In this situation, even if Hezbollah succeeded in attacking the border after two failed attempts in the Har Dov region and the Golan Heights, Israel will find it difficult to carry out its threat to make Lebanon pay. Therefore, it must be prepared for more attempted attacks on its border.

There will be those who claim that now Hezbollah will be blamed and will have to loosen its grip on the country, especially if it becomes clear that its own weapon storage led to the disaster, as was hinted by Saudi media in the Gulf, or that the ammonium was kept there for a similar reason. But even if this is the case, the PR machine of the Shia organization is ready to go.

Lebanon’s al-Akhbar newspaper has already claimed that the speed of Israel’s denial in responsibility for the event hints that it is connected to the blast. Just like its denials after taking out senior Hezbollah leader Imad Mughniyeh in Damascus, and other attacks in Syria. On Wednesday, the editor of the newspaper, Ibrahim Al Amine, said that sabotage could be an option, even though none of it matters and it’s all just a cover-up for the “great collapse” of Lebanon.

Even before the horrible disaster, the threat to respond to the killing of the Hezbollah operative in Syria, which came through that same Lebanese newspaper close to the terror group, made it clear that despite Hassan Nasrallah’s promises to help with the national financial crisis, his priorities have remained the same: first Iran – then Lebanon. This, despite all the warnings from senior Israeli officials. This insistence to play with fire when Lebanon is suffering following an unprecedented economic crisis shows that for Nasrallah, it is more important to deter Israel from acting in Syria, where Iran wants to widen its presence and transfer advanced weapons to Hezbollah.

In other words, Iran’s strategy to lay siege to Israel from as many fronts as possible continues as usual. In the long run, the Islamic republic still believes the West can not stop its spread in the Middle East and its threats on Israel, and that it will eventually loosen the sanctions. Tehran is currently hoping for the victory of the Democratic party’s nominee in the US presidential elections, Joe Biden, who they believe will return to the more reconciliatory policy of former president Barack Obama.

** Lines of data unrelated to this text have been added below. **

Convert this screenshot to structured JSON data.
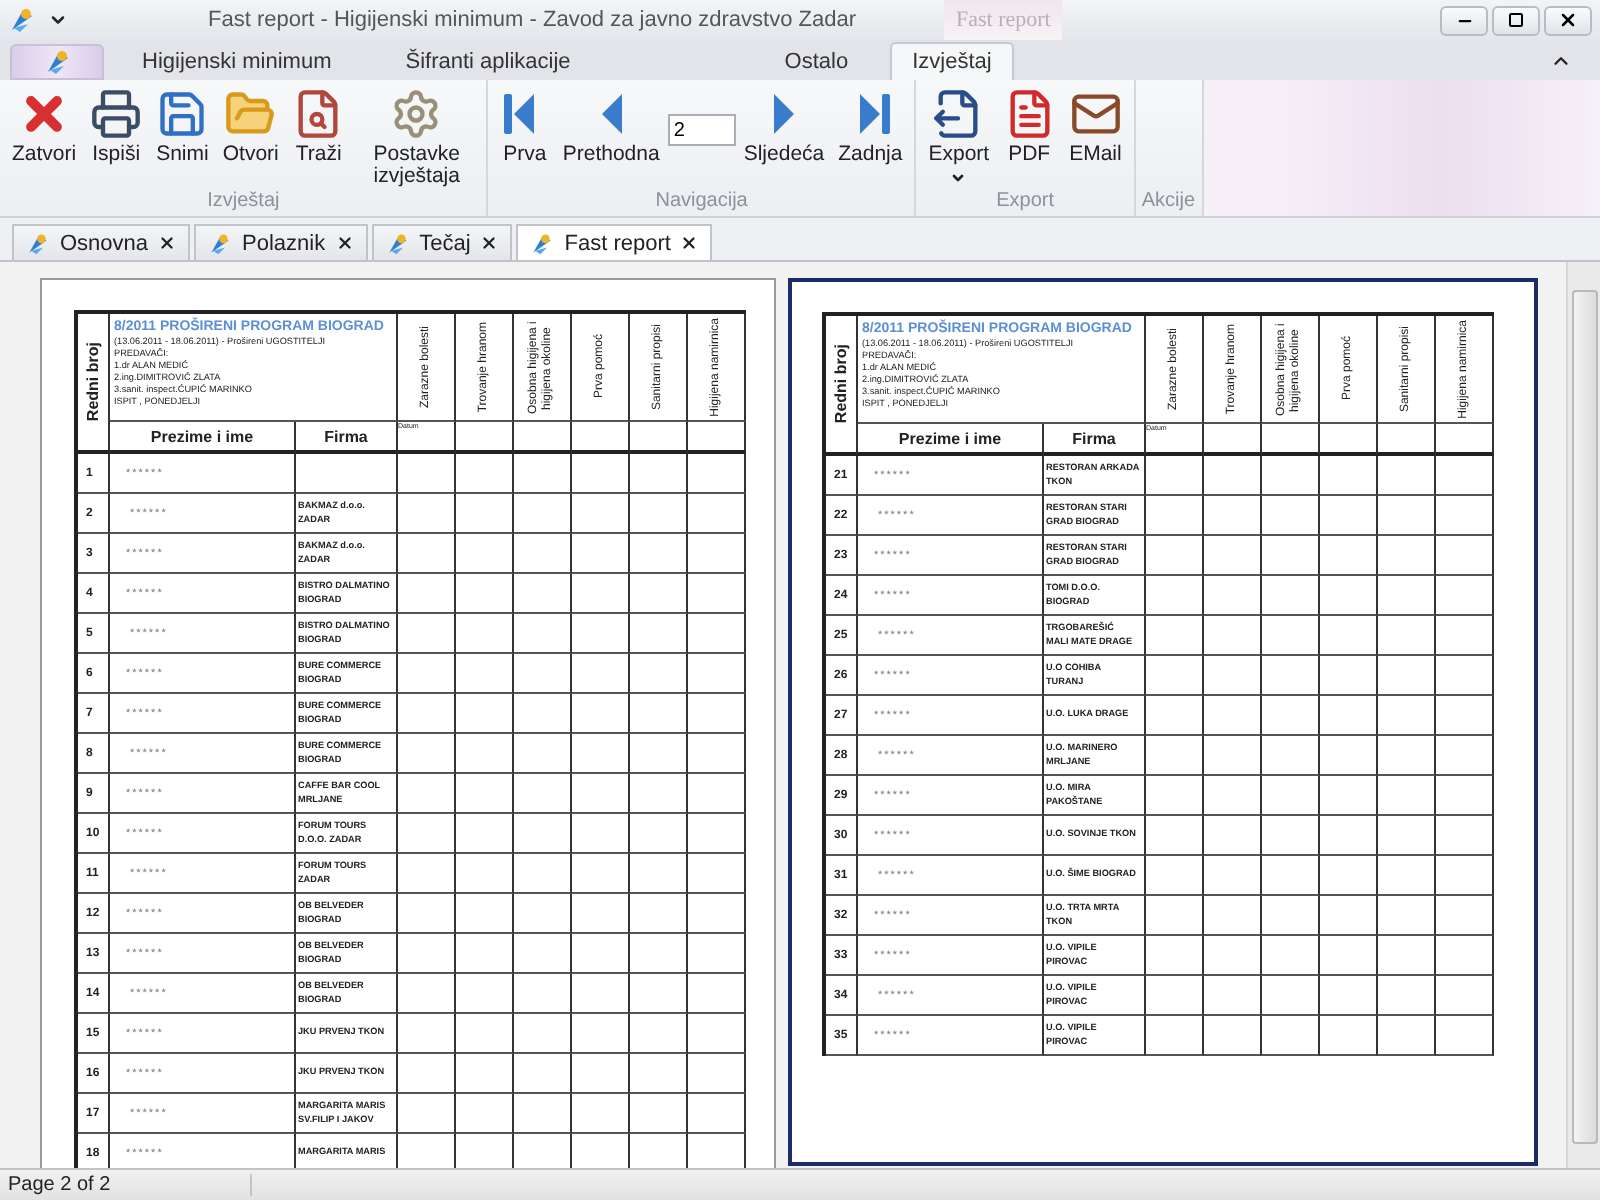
{
  "window": {
    "title": "Fast report - Higijenski minimum - Zavod za javno zdravstvo Zadar",
    "contextual_tab": "Fast report"
  },
  "ribbon": {
    "tabs": [
      {
        "label": "Higijenski minimum",
        "selected": false
      },
      {
        "label": "Šifranti aplikacije",
        "selected": false
      },
      {
        "label": "Ostalo",
        "selected": false
      },
      {
        "label": "Izvještaj",
        "selected": true
      }
    ],
    "groups": [
      {
        "label": "Izvještaj",
        "items": [
          {
            "kind": "close",
            "label": "Zatvori"
          },
          {
            "kind": "print",
            "label": "Ispiši"
          },
          {
            "kind": "save",
            "label": "Snimi"
          },
          {
            "kind": "open",
            "label": "Otvori"
          },
          {
            "kind": "find",
            "label": "Traži"
          },
          {
            "kind": "settings",
            "label": "Postavke izvještaja"
          }
        ]
      },
      {
        "label": "Navigacija",
        "items": [
          {
            "kind": "first",
            "label": "Prva"
          },
          {
            "kind": "previous",
            "label": "Prethodna"
          },
          {
            "kind": "page-field",
            "value": "2"
          },
          {
            "kind": "next",
            "label": "Sljedeća"
          },
          {
            "kind": "last",
            "label": "Zadnja"
          }
        ]
      },
      {
        "label": "Export",
        "items": [
          {
            "kind": "export",
            "label": "Export"
          },
          {
            "kind": "pdf",
            "label": "PDF"
          },
          {
            "kind": "email",
            "label": "EMail"
          }
        ]
      },
      {
        "label": "Akcije"
      }
    ]
  },
  "document_tabs": [
    {
      "label": "Osnovna",
      "selected": false
    },
    {
      "label": "Polaznik",
      "selected": false
    },
    {
      "label": "Tečaj",
      "selected": false
    },
    {
      "label": "Fast report",
      "selected": true
    }
  ],
  "pages": [
    {
      "selected": false,
      "header": {
        "index_header": "Redni broj",
        "title": "8/2011 PROŠIRENI PROGRAM BIOGRAD",
        "period": "(13.06.2011 - 18.06.2011) - Prošireni UGOSTITELJI",
        "lines": [
          "PREDAVAČI:",
          "1.dr ALAN MEDIĆ",
          "2.ing.DIMITROVIĆ ZLATA",
          "3.sanit. inspect.ĆUPIĆ MARINKO",
          "ISPIT , PONEDJELJI"
        ],
        "subjects": [
          "Zarazne bolesti",
          "Trovanje hranom",
          "Osobna higijena i higijena okoline",
          "Prva pomoć",
          "Sanitarni propisi",
          "Higijena namirnica"
        ],
        "name_header": "Prezime i ime",
        "firm_header": "Firma",
        "date_label": "Datum"
      },
      "rows": [
        {
          "number": "1",
          "name": "******",
          "firm": []
        },
        {
          "number": "2",
          "name": "******",
          "firm": [
            "BAKMAZ d.o.o.",
            "ZADAR"
          ]
        },
        {
          "number": "3",
          "name": "******",
          "firm": [
            "BAKMAZ d.o.o.",
            "ZADAR"
          ]
        },
        {
          "number": "4",
          "name": "******",
          "firm": [
            "BISTRO DALMATINO",
            "BIOGRAD"
          ]
        },
        {
          "number": "5",
          "name": "******",
          "firm": [
            "BISTRO DALMATINO",
            "BIOGRAD"
          ]
        },
        {
          "number": "6",
          "name": "******",
          "firm": [
            "BURE COMMERCE",
            "BIOGRAD"
          ]
        },
        {
          "number": "7",
          "name": "******",
          "firm": [
            "BURE COMMERCE",
            "BIOGRAD"
          ]
        },
        {
          "number": "8",
          "name": "******",
          "firm": [
            "BURE COMMERCE",
            "BIOGRAD"
          ]
        },
        {
          "number": "9",
          "name": "******",
          "firm": [
            "CAFFE BAR COOL",
            "MRLJANE"
          ]
        },
        {
          "number": "10",
          "name": "******",
          "firm": [
            "FORUM TOURS",
            "D.O.O. ZADAR"
          ]
        },
        {
          "number": "11",
          "name": "******",
          "firm": [
            "FORUM TOURS",
            "ZADAR"
          ]
        },
        {
          "number": "12",
          "name": "******",
          "firm": [
            "OB BELVEDER",
            "BIOGRAD"
          ]
        },
        {
          "number": "13",
          "name": "******",
          "firm": [
            "OB BELVEDER",
            "BIOGRAD"
          ]
        },
        {
          "number": "14",
          "name": "******",
          "firm": [
            "OB BELVEDER",
            "BIOGRAD"
          ]
        },
        {
          "number": "15",
          "name": "******",
          "firm": [
            "JKU PRVENJ TKON"
          ]
        },
        {
          "number": "16",
          "name": "******",
          "firm": [
            "JKU PRVENJ TKON"
          ]
        },
        {
          "number": "17",
          "name": "******",
          "firm": [
            "MARGARITA MARIS",
            "SV.FILIP I JAKOV"
          ]
        },
        {
          "number": "18",
          "name": "******",
          "firm": [
            "MARGARITA MARIS"
          ]
        }
      ]
    },
    {
      "selected": true,
      "header": {
        "index_header": "Redni broj",
        "title": "8/2011 PROŠIRENI PROGRAM BIOGRAD",
        "period": "(13.06.2011 - 18.06.2011) - Prošireni UGOSTITELJI",
        "lines": [
          "PREDAVAČI:",
          "1.dr ALAN MEDIĆ",
          "2.ing.DIMITROVIĆ ZLATA",
          "3.sanit. inspect.ĆUPIĆ MARINKO",
          "ISPIT , PONEDJELJI"
        ],
        "subjects": [
          "Zarazne bolesti",
          "Trovanje hranom",
          "Osobna higijena i higijena okoline",
          "Prva pomoć",
          "Sanitarni propisi",
          "Higijena namirnica"
        ],
        "name_header": "Prezime i ime",
        "firm_header": "Firma",
        "date_label": "Datum"
      },
      "rows": [
        {
          "number": "21",
          "name": "******",
          "firm": [
            "RESTORAN ARKADA",
            "TKON"
          ]
        },
        {
          "number": "22",
          "name": "******",
          "firm": [
            "RESTORAN STARI",
            "GRAD BIOGRAD"
          ]
        },
        {
          "number": "23",
          "name": "******",
          "firm": [
            "RESTORAN STARI",
            "GRAD BIOGRAD"
          ]
        },
        {
          "number": "24",
          "name": "******",
          "firm": [
            "TOMI D.O.O.",
            "BIOGRAD"
          ]
        },
        {
          "number": "25",
          "name": "******",
          "firm": [
            "TRGOBAREŠIĆ",
            "MALI MATE DRAGE"
          ]
        },
        {
          "number": "26",
          "name": "******",
          "firm": [
            "U.O COHIBA",
            "TURANJ"
          ]
        },
        {
          "number": "27",
          "name": "******",
          "firm": [
            "U.O. LUKA DRAGE"
          ]
        },
        {
          "number": "28",
          "name": "******",
          "firm": [
            "U.O. MARINERO",
            "MRLJANE"
          ]
        },
        {
          "number": "29",
          "name": "******",
          "firm": [
            "U.O. MIRA",
            "PAKOŠTANE"
          ]
        },
        {
          "number": "30",
          "name": "******",
          "firm": [
            "U.O. SOVINJE TKON"
          ]
        },
        {
          "number": "31",
          "name": "******",
          "firm": [
            "U.O. ŠIME BIOGRAD"
          ]
        },
        {
          "number": "32",
          "name": "******",
          "firm": [
            "U.O. TRTA MRTA",
            "TKON"
          ]
        },
        {
          "number": "33",
          "name": "******",
          "firm": [
            "U.O. VIPILE",
            "PIROVAC"
          ]
        },
        {
          "number": "34",
          "name": "******",
          "firm": [
            "U.O. VIPILE",
            "PIROVAC"
          ]
        },
        {
          "number": "35",
          "name": "******",
          "firm": [
            "U.O. VIPILE",
            "PIROVAC"
          ]
        }
      ]
    }
  ],
  "status_bar": "Page 2 of 2"
}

As that is the case, one cannot ignore the horrible cynicism in the statement of Iranian Foreign Minister Mohammad Zarif Tuesday night. “Our hearts are with the Lebanese people during the great catastrophe,” he said, “we are willing to help Lebanon in any way we can.” If Tehran really wants to help Lebanon – it should cut all ties with it. The past has shown us, however, that its grip will only tighten.